2022 Elections

And that was who Cody Johnson had become by the time he rolled up to Beulahland Baptist Church on the day of the midterm elections: an Emerson-reading troublemaker who was not going to let things slide, and instead was going to cast a ballot for only the second time in his life.

He had been sick for days before the election, and after he voted, he went home, took Nyquil, and drowsed in and out of sleep as his wife read him the results every few minutes.
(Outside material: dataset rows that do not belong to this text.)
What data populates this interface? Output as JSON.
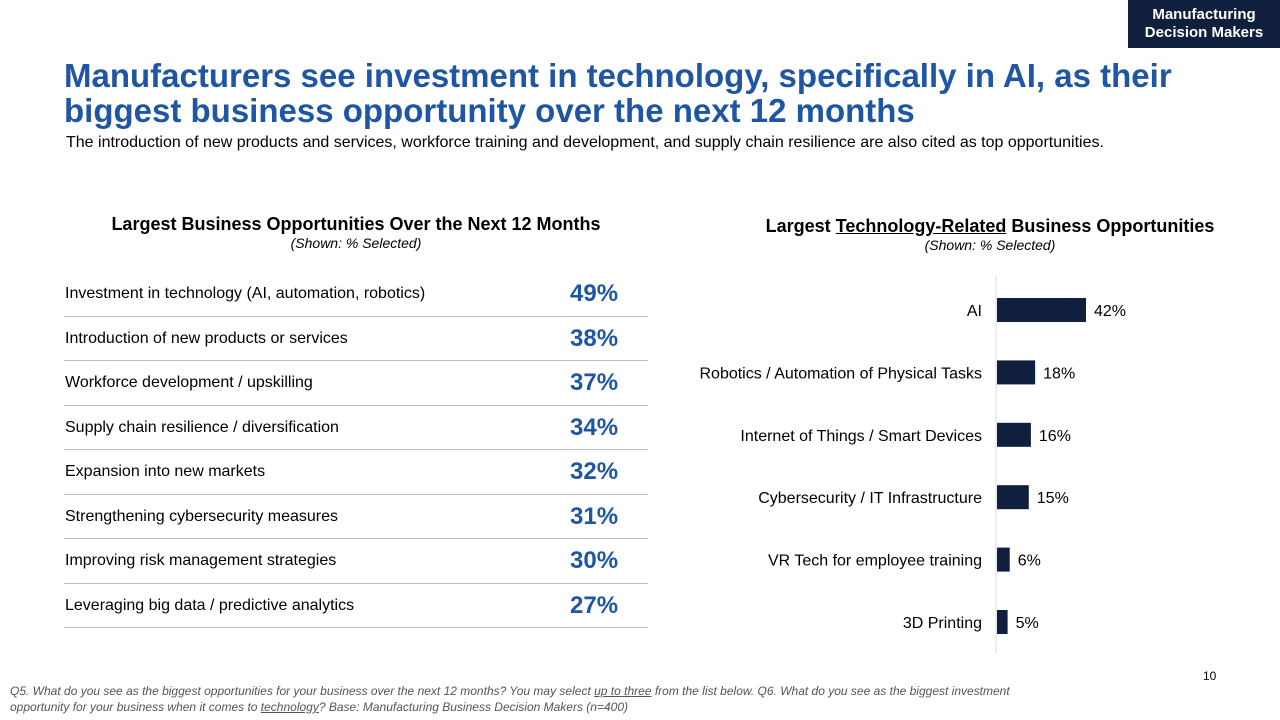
{
  "tag": {
    "line1": "Manufacturing",
    "line2": "Decision Makers"
  },
  "title": "Manufacturers see investment in technology, specifically in AI, as their biggest business opportunity over the next 12 months",
  "subtitle": "The introduction of new products and services, workforce training and development, and supply chain resilience are also cited as top opportunities.",
  "left_panel": {
    "heading": "Largest Business Opportunities Over the Next 12 Months",
    "subheading": "(Shown: % Selected)",
    "rows": [
      {
        "label": "Investment in technology (AI, automation, robotics)",
        "value": "49%"
      },
      {
        "label": "Introduction of new products or services",
        "value": "38%"
      },
      {
        "label": "Workforce development / upskilling",
        "value": "37%"
      },
      {
        "label": "Supply chain resilience / diversification",
        "value": "34%"
      },
      {
        "label": "Expansion into new markets",
        "value": "32%"
      },
      {
        "label": "Strengthening cybersecurity measures",
        "value": "31%"
      },
      {
        "label": "Improving risk management strategies",
        "value": "30%"
      },
      {
        "label": "Leveraging big data / predictive analytics",
        "value": "27%"
      }
    ]
  },
  "right_panel": {
    "heading_pre": "Largest ",
    "heading_underlined": "Technology-Related",
    "heading_post": " Business Opportunities",
    "subheading": "(Shown: % Selected)"
  },
  "chart_data": {
    "type": "bar",
    "orientation": "horizontal",
    "title": "Largest Technology-Related Business Opportunities",
    "subtitle": "(Shown: % Selected)",
    "categories": [
      "AI",
      "Robotics / Automation of Physical Tasks",
      "Internet of Things / Smart Devices",
      "Cybersecurity / IT Infrastructure",
      "VR Tech for employee training",
      "3D Printing"
    ],
    "values": [
      42,
      18,
      16,
      15,
      6,
      5
    ],
    "value_suffix": "%",
    "bar_color": "#0f1f3d",
    "xlim": [
      0,
      100
    ]
  },
  "page_number": "10",
  "footnote": {
    "part1": "Q5. What do you see as the biggest opportunities for your business over the next 12 months? You may select ",
    "underline1": "up to three",
    "part2": " from the list below. Q6. What do you see as the biggest investment opportunity for your business when it comes to ",
    "underline2": "technology",
    "part3": "? Base: Manufacturing Business Decision Makers  (n=400)"
  },
  "colors": {
    "title": "#1f56a3",
    "accent_dark": "#0f1f3d",
    "divider": "#bdbdbd"
  }
}
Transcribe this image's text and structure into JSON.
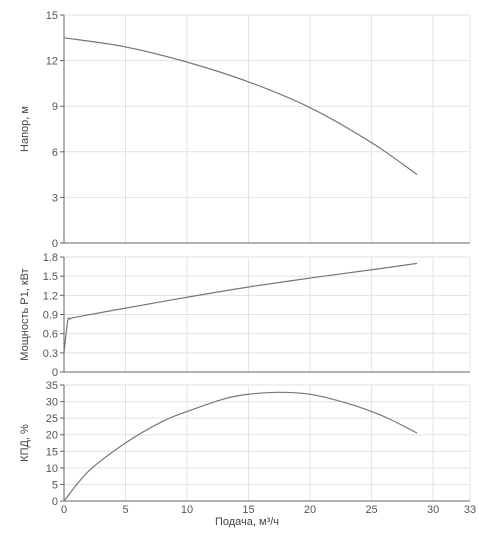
{
  "chart_data": [
    {
      "type": "line",
      "ylabel": "Напор, м",
      "xlabel": "",
      "xlim": [
        0,
        33
      ],
      "ylim": [
        0,
        15
      ],
      "x_ticks": [
        0,
        5,
        10,
        15,
        20,
        25,
        30,
        33
      ],
      "y_ticks": [
        0,
        3,
        6,
        9,
        12,
        15
      ],
      "grid": true,
      "series": [
        {
          "x": [
            0,
            5,
            10,
            15,
            20,
            25,
            28.7
          ],
          "y": [
            13.5,
            12.9,
            11.9,
            10.6,
            8.9,
            6.6,
            4.5
          ]
        }
      ]
    },
    {
      "type": "line",
      "ylabel": "Мощность Р1, кВт",
      "xlabel": "",
      "xlim": [
        0,
        33
      ],
      "ylim": [
        0,
        1.8
      ],
      "x_ticks": [
        0,
        5,
        10,
        15,
        20,
        25,
        30,
        33
      ],
      "y_ticks": [
        0,
        0.3,
        0.6,
        0.9,
        1.2,
        1.5,
        1.8
      ],
      "grid": true,
      "series": [
        {
          "x": [
            0,
            0.3,
            0.5,
            1,
            5,
            10,
            15,
            20,
            25,
            28.7
          ],
          "y": [
            0.3,
            0.8,
            0.83,
            0.86,
            1.0,
            1.17,
            1.33,
            1.47,
            1.6,
            1.7
          ]
        }
      ]
    },
    {
      "type": "line",
      "ylabel": "КПД, %",
      "xlabel": "Подача, м³/ч",
      "xlim": [
        0,
        33
      ],
      "ylim": [
        0,
        35
      ],
      "x_ticks": [
        0,
        5,
        10,
        15,
        20,
        25,
        30,
        33
      ],
      "y_ticks": [
        0,
        5,
        10,
        15,
        20,
        25,
        30,
        35
      ],
      "grid": true,
      "series": [
        {
          "x": [
            0,
            2,
            5,
            8,
            10,
            13,
            15,
            17.5,
            20,
            23,
            26,
            28.7
          ],
          "y": [
            0,
            9,
            17.5,
            24,
            27,
            30.8,
            32.2,
            32.8,
            32.2,
            29.5,
            25.5,
            20.5
          ]
        }
      ]
    }
  ]
}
By the time he was heading to work the next morning, the emerging trend was becoming clear.

He had been part of a minor uprising against Trumpism all across the country — a revolt of contrarians and others who defied expectations of pundits, polls, and even the Democratic Party itself.
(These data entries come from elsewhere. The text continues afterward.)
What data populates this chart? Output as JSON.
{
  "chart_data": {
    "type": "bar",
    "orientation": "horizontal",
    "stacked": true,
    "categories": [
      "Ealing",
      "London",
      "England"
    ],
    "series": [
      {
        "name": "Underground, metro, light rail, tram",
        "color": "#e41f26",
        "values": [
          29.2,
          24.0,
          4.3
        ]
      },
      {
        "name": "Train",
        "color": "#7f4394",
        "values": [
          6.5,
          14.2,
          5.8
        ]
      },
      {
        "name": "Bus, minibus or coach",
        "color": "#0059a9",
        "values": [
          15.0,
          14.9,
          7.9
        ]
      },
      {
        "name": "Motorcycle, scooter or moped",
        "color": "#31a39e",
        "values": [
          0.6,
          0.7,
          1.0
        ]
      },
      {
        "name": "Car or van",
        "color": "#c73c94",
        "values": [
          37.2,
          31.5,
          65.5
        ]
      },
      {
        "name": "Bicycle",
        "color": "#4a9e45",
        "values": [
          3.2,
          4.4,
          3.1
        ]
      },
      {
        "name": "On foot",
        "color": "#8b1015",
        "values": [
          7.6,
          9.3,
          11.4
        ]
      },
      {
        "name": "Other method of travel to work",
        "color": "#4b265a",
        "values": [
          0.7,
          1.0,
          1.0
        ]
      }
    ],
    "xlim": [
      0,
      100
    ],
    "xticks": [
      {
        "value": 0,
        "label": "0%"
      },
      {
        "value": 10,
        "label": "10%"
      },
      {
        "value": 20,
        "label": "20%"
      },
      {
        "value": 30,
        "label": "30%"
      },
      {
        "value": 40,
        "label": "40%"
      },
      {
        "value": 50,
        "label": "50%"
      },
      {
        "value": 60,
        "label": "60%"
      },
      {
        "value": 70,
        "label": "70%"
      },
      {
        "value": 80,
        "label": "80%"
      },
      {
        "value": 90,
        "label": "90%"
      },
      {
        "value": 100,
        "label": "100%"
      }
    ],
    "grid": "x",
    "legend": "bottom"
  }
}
Sometimes he and his wife discussed how the Trump movement had ever taken root in this place they loved, and sometimes hated, and nonetheless had chosen to make their home.

“The hardest part is the juxtaposition of knowing these are good, kind, loving, caring people here,” Johnson’s wife would say. “It’s like they put their morality in a box.”
 
To Johnson, though, it was less about other people and more about the kind of person he wanted to be. And so when it was time to vote again — this time in Georgia’s Dec. 6 runoff for the U.S. Senate — he got into his pickup truck and headed to Beulahland Baptist Church one more time.

He walked across the parking lot, past other pickup trucks and cars with Trump stickers, and through the door. And then a 33-year-old White man from northwest Georgia voted for the third time in his life.

He voted against the Trump-backed candidate, and as he saw it, he voted against all the politics of Trumpism that had been expected to work on somebody like him — white nationalism, grievance, bitterness, bullying and, perhaps most of all, fear of a changing world.

“I have relatives who retreated rather than adapted,” he said, thinking of the life he left behind. “I think of it as, I left the mountain to come into the world, to go out into the world. It’s something I’m kind of proud of.”